In Chapter 4 we introduced the concept of shock waves. There we discussed how, when a fluid or plasma is set into motion at a particular spatial position by a pressure pulse that increases with time, the resulting acceleration can be approximated as a sequence of small velocity jumps. Each small jump in velocity launches a compression wave that travels into the fluid or plasma at the local adiabatic sound speed. As the pressure and hence the fluid velocity increases, each successive compression wave that is launched travels faster than the one before. Eventually all these compression waves “pile up,” forming a single wave, a shock wave, that has a narrow wave front. The wave front is simply the narrow spatial region over which the flow variables transition from the undisturbed state ahead of the wave and the compressed state behind the wave.

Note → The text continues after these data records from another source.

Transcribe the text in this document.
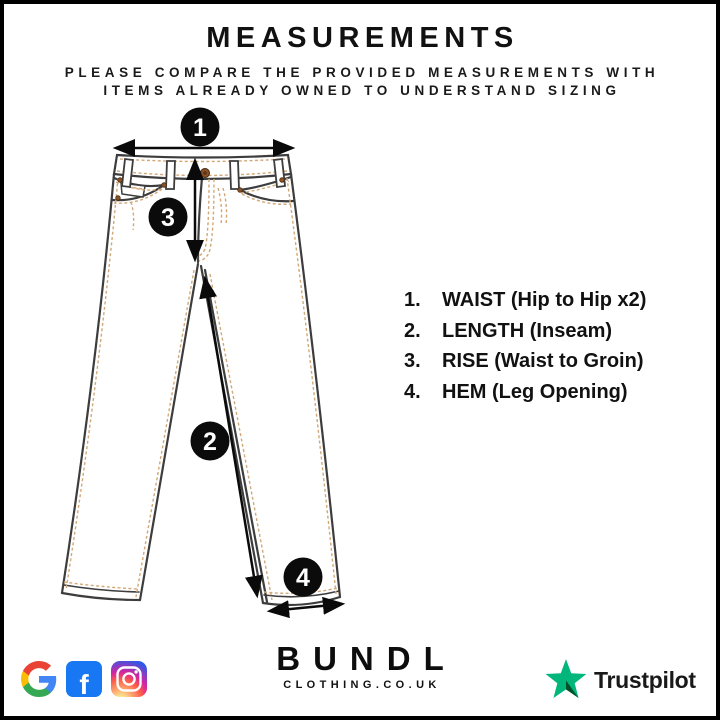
MEASUREMENTS
PLEASE COMPARE THE PROVIDED MEASUREMENTS WITH
ITEMS ALREADY OWNED TO UNDERSTAND SIZING
1
2
3
4
1.	WAIST (Hip to Hip x2)
2.	LENGTH (Inseam)
3.	RISE (Waist to Groin)
4.	HEM (Leg Opening)
f
BUNDL
CLOTHING.CO.UK	Trustpilot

In Chapter 1 we learned that one of the principal ways we create matter at extreme conditions in the laboratory is by dynamically compressing it with shock waves created by a “driver” like a high-power laser, a Z-pinch, or a gas-gun projectile. Shock physics is at the very heart of the simulation codes for describing the properties and behavior of matter at extreme conditions. Shocks also occur in nature. One example is the shock created in the gravitational collapse of a massive star at the end of its hydrogen-burning lifetime. It is this shock that ejects the envelope of the star into space that we see as a supernova explosion. Shocks play a prominent role also in the physics of astrophysical jet formation, in accretion processes, and in cosmic ray acceleration.